Stryker Corporation’s Rejuvenate modular hip implant was approved for sale in the United States by the Food and Drug Administration (FDA) on June 3, 2008 and the ABGII was approved on November 4, 2009 as an extension of the Stryker Modular Hip approved in 2007. According to Stryker’s marketing materials, the purported benefits of the ABG II and Rejuvenate hips were enhanced stability, intraoperative flexibility and the ability to customize the hip to match a patient’s anatomy. Both the Rejuvenate and the ABG II were approved through a process that did not require pre-market clinical trials.
It did not take long before Stryker and the FDA began receiving reports of problems in patients with these hips. Due to the dual modular design, the modular junctions of the hip experienced fretting and corrosion that lead to excessive amounts of metal debris being shed from the implant into the area around the hip.

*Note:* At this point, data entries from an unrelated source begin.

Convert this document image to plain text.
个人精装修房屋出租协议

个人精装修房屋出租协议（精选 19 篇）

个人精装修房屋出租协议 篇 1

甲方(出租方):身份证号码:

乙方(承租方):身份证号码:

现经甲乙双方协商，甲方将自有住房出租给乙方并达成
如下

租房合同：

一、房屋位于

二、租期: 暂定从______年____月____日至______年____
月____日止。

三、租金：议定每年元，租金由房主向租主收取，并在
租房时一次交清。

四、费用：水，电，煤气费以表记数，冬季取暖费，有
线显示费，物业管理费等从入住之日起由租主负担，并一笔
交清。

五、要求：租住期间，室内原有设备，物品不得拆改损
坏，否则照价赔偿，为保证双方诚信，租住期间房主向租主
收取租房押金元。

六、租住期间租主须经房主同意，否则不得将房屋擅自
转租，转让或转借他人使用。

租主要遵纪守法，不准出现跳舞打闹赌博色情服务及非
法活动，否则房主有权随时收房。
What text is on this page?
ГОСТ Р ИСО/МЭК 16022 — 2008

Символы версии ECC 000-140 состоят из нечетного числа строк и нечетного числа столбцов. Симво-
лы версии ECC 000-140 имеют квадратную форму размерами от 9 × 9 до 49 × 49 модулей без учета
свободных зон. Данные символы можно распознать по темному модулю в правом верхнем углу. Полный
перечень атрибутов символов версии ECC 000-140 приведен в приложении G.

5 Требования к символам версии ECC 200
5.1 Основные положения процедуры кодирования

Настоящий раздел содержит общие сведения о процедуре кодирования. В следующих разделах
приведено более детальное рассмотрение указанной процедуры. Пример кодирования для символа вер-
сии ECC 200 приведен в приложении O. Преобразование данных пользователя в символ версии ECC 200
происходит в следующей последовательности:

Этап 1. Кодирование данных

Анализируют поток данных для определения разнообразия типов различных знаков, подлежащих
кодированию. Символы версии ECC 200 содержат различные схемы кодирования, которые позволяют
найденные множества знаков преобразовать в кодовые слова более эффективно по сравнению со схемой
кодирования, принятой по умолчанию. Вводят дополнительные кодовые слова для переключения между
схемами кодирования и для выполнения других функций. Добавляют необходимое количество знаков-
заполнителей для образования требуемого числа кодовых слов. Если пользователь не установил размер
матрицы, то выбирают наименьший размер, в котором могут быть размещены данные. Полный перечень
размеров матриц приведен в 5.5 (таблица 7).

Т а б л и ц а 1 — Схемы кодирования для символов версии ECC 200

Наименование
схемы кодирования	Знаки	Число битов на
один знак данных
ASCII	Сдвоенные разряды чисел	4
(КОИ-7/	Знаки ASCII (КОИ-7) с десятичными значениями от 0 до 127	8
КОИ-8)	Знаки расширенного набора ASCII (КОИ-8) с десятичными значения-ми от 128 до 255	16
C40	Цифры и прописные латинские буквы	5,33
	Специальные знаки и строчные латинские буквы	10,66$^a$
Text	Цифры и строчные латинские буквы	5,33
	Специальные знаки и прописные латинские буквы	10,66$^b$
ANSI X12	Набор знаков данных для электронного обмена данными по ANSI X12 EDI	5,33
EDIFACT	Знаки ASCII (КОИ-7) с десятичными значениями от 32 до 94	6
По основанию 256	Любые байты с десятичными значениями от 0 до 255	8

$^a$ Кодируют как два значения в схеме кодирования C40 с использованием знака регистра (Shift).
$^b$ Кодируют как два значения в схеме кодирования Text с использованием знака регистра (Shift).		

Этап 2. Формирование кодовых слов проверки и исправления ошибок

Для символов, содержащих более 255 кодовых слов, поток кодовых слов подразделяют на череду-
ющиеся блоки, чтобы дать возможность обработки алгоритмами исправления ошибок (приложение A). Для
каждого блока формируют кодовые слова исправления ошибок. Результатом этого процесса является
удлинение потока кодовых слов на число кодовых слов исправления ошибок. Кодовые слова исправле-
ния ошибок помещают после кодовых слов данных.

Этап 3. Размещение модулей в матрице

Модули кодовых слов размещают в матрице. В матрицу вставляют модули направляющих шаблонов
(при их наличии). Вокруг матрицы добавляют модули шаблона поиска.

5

The excessive metal debris in and round the hip joint leads to complications such as pain, fluid effusions, pseudotumor, swelling, metal ions in the blood stream and loosening of the implant. These problems can and frequently do lead to revision surgery many years earlier than anticipated.
In April 2012, Stryker issued an Urgent Field Safety Notice to surgeons and hospitals regarding the Rejuvenate and ABG II devices. In the notice, Stryker states that it had received reports of device failure due to metal debris contamination and refers to problems with fretting and corrosion. Stryker also states that patients had problems with tissues necrosis, metallosis, adverse soft tissue reaction and pseudotumor formation. Just three months after issuing the Urgent Field Safety Notice, Stryker issued a voluntary recall of all ABG II and Rejuvenate hips in the United States.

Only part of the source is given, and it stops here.